Detroit – The custom jet cut through desolate skies Sunday afternoon, breaking clouds from Idaho to Minnesota and into Michigan, comfortably carrying a faceless group on its way to the brightest lights of sports.
The passengers sat in oversized seats, with plenty of legroom to rest for the biggest week of their lives and enough elbowroom to eat like the kings of the NFL they are close to becoming.
The passengers capped their living-room-in-the-air feel by watching the movie “Coming to America.”
Welcome to Super Bowl XL, Seattle Seahawks.
When the jet owned by billionaire team owner Paul Allen – the richest of the NFL’s rich – touched down on a gray Michigan afternoon, the NFC champion Seahawks officially had arrived.
Overshadowed since starting as an expansion team in 1976, Sunday was the biggest day in the 30 years of a Seattle franchise that lives among Starbucks, umbrellas and faded Pearl Jam T-shirts.
The Seahawks really are worthy.
“We play pretty good football up there in the Pacific Northwest,” said Seahawks running back Shaun Alexander, the MVP of the NFL this season.
Even though the Seattle has arrived – the AFC champion Pittsburgh Steelers are scheduled to fly to Detroit today – it still is hard for some to believe the Seahawks have advanced to the NFL’s biggest game.
Seattle, which went 13-3 in the regular season and then won two playoff game by a total of 30 points, isn’t the story.
The only reason Detroit had its eyes on the Seahawks on Sunday was because they made it to the Super Bowl city first. The Steelers, the first team since the 1985 New England Patriots to win three road playoff games on the way to the Super Bowl, are the story.
The Steelers have the history. The Steelers have the bigger names. The Steelers are four- point favorites to win Sunday and become five-time Super Bowl champions.
The Seahawks may have been the No. 1 seed in the NFC playoffs, and the Steelers, who advanced to Detroit by beating the Broncos 34-17 in Denver on Jan. 22, may have been the sixth seed in the AFC. But it’s the Steelers’ show this week.

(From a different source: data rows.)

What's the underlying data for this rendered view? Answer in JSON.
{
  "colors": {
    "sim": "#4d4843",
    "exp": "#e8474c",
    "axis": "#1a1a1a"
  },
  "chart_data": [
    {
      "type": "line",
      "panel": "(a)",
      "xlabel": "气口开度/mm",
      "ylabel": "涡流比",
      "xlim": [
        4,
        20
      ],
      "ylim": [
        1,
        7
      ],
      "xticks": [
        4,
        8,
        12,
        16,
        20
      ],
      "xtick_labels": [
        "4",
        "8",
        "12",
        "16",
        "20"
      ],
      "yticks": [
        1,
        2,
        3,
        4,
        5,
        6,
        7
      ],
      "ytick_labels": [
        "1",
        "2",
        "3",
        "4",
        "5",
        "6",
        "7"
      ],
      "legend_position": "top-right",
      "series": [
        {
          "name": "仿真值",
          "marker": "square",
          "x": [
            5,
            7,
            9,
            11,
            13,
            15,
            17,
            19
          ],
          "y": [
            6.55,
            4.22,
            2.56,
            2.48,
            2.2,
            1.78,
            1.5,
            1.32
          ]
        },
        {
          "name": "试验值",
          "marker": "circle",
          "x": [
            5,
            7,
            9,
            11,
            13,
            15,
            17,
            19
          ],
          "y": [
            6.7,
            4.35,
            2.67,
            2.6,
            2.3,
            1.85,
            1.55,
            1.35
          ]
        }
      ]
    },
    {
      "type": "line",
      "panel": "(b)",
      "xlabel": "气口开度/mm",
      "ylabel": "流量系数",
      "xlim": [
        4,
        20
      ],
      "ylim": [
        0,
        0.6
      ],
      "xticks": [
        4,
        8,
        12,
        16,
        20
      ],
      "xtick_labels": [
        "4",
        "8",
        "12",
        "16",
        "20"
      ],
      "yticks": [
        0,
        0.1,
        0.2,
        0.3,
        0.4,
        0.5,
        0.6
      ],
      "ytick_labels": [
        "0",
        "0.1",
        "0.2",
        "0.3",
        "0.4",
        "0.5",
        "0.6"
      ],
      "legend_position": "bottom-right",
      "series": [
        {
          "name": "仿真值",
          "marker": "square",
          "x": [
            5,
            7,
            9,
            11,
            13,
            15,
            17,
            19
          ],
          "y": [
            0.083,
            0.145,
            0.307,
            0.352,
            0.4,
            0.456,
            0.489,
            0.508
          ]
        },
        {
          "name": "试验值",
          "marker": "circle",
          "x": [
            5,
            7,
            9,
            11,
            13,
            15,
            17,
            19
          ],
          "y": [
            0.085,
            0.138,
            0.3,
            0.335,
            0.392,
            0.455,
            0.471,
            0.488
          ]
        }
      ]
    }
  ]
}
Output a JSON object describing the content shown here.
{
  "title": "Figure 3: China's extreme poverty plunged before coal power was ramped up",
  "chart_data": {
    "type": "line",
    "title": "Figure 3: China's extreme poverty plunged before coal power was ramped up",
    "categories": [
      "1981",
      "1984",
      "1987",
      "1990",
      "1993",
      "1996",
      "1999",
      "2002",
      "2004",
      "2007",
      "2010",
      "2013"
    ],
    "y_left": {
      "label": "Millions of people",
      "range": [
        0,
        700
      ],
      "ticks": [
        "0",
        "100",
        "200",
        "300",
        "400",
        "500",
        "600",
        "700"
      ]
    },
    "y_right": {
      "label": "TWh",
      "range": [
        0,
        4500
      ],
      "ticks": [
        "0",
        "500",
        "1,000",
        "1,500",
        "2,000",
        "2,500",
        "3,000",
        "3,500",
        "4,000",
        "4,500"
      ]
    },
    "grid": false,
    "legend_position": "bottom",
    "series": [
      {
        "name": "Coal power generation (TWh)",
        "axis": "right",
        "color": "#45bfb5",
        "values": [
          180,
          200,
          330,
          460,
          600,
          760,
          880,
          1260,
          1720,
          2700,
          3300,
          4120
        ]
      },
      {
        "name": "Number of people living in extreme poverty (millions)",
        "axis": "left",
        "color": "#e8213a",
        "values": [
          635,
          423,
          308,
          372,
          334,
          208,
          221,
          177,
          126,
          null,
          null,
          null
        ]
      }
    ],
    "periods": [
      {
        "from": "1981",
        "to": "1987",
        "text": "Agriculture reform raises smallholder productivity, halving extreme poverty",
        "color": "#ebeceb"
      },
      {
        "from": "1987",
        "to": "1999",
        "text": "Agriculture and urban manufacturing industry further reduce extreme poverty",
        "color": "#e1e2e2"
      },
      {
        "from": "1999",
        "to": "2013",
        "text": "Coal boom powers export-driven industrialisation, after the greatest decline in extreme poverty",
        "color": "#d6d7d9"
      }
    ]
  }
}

Before the Seahawks flew to Detroit, they had a pep rally in downtown Seattle. Coach Mike Holmgren, who guided the Green Bay Packers to the Super Bowl twice in the 1990s, beating New England in Super Bowl XXXI and losing to the Broncos the following season, talked about respect. He wants his team to earn nationwide respect on the field against the Steelers.
“Then we’ll see what happens,” Holmgren said.
Because he already has won a Super Bowl as a head coach, Holmgren knows just getting to Detroit isn’t good enough. This is his seventh season with Seattle, and the team slowly has risen to this point.
A slow rise is what the Seattle franchise is all about. Until this month, the Seahawks hadn’t won a playoff game in 21 years, the longest drought in the NFL.
The franchise was known more for playing at the Kingdome and for brash linebacker Brian Bosworth than for Alexander, underrated quarterback Matt Hasselbeck, who born in Boulder in 1975 while his father, Don, was a junior tight end playing for the Colorado Buffaloes, and this season’s strong defense.
Now it’s the Seahawks’ chance to shine.
“We have to show the country who we are,” said fullback Mack Strong, who has been with the Seahawks for 13 years. “We came from nothing. It’s been a long ride.”